How the foregoing objects and advantages are attained will appear more fully in the following description of the drawings, in which:
FIG. 1 is an overall perspective view of a lid or closure or container according to the present invention, the lid having a spout adapted to surround or house a control valve, the valve being illustrated in FIG. 1 in separated relation to the lid in several positions below the illustration of the lid itself, as will be explained more fully hereinafter;
FIG. 2 is a fragmentary sectional view of the upper portion of a cup having a closure or lid according to the present invention, including the spout and the interior valve, this figure showing the valve in opened position, as a result of engagement of the lips of a user;
FIG. 3 is a fragmentary view taken as indicated by the section line 3--3 applied to FIG. 2, but showing the parts disengaged from a user and with the interior valve in closed position;
FIGS. 3A and 3B are sectional views taken as indicated by the sections lines A--A and B--B applied to FIG. 3;
FIG. 4 is a view similar to FIG. 3 taken as indicated by the section line 3--3 applied to Figure 2, but FIG. 4 shows the valve in opened condition;
FIGS. 4A and 4B are sectional views taken as indicated by the section lines A--A and B--B applied to FIG. 4, these sectional views also showing the valve in opened condition;
FIGS. 5, 5A and 5B are views illustrating a modification of the arrangement shown in FIGS. 1--4, FIGS. 5A and 5B being taken as indicated by the section lines A--A and B--B applied to FIG. 5 and showing the valve in closed position; and
FIGS. 6, 6A and 6B are views of still another embodiment, the views again being similar to FIGS. 3, 3A and 3B, with the sectional views 6A and 6B being taken as indicated by the section lines A--A and B--B applied to FIG. 6 and showing the valve in closed position.

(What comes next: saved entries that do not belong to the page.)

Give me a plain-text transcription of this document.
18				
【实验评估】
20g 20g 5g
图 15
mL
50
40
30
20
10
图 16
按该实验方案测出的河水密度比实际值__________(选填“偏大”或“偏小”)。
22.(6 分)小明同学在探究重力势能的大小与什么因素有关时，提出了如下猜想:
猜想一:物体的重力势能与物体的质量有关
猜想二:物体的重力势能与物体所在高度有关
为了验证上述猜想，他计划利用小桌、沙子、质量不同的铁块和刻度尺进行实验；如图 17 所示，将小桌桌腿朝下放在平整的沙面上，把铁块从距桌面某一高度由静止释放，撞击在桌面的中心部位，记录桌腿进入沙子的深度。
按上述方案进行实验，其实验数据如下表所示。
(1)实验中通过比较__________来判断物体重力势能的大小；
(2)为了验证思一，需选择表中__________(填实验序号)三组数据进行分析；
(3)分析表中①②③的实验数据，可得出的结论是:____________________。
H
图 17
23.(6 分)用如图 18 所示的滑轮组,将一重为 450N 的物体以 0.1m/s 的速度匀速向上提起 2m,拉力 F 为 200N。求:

This invention relates to a closure for a container and is particularly concerned with containers as employed in the so-called fast food industries. Containers of this type are commonly provided with a cup or body and a closure lid. In some arrangements, it is contemplated to remove and discard the lid when access is desired to the food or other material to be supplied in the container. In some instances, a container lid is employed having a deflectable or removable area adapted to be used either directly for drinking or adapted to be opened for insertion of a drinking straw.
In general, prior art arrangements of the kind referred to are not adapted to be reclosed or resealed after they have been opened for use; and in consequence, in the absence of exercise of special handling care, the liquid or material in the container is subject to being inadvertently spilled after the original closure is deflected or disturbed.
It is a major objective of the present invention to provide a closure for a container, particularly adapted to handle liquids, and in which a drinking spout is provided, the drinking spout not only having an aperture for withdrawal of the contained liquid, but also having a valve therein adapted to close when the liquid is not being withdrawn through the spout.
It is a further object of the present invention to provide an arrangement of the kind above referred to in which the valve in the spout is operable by engagement of the lips of the user with the exterior of the spout, thereby providing for automatic opening of the spout when the user desires to withdraw liquid from the container through the spout, and also providing for automatic closing of the valve in the spout when the lips of the user are again separated from the spout.
In addition to the foregoing, it is a further objective of the invention to provide an initial closure tab associated with the spout in relation to the valve so that for purposes of shipment and handling, the closed container will remain substantially sealed until the closure tab is intentionally removed.
This is a continuation of application Ser. No. 152,537, filed Feb. 5, 1988 now U.S. Pat. No. 4,782,975.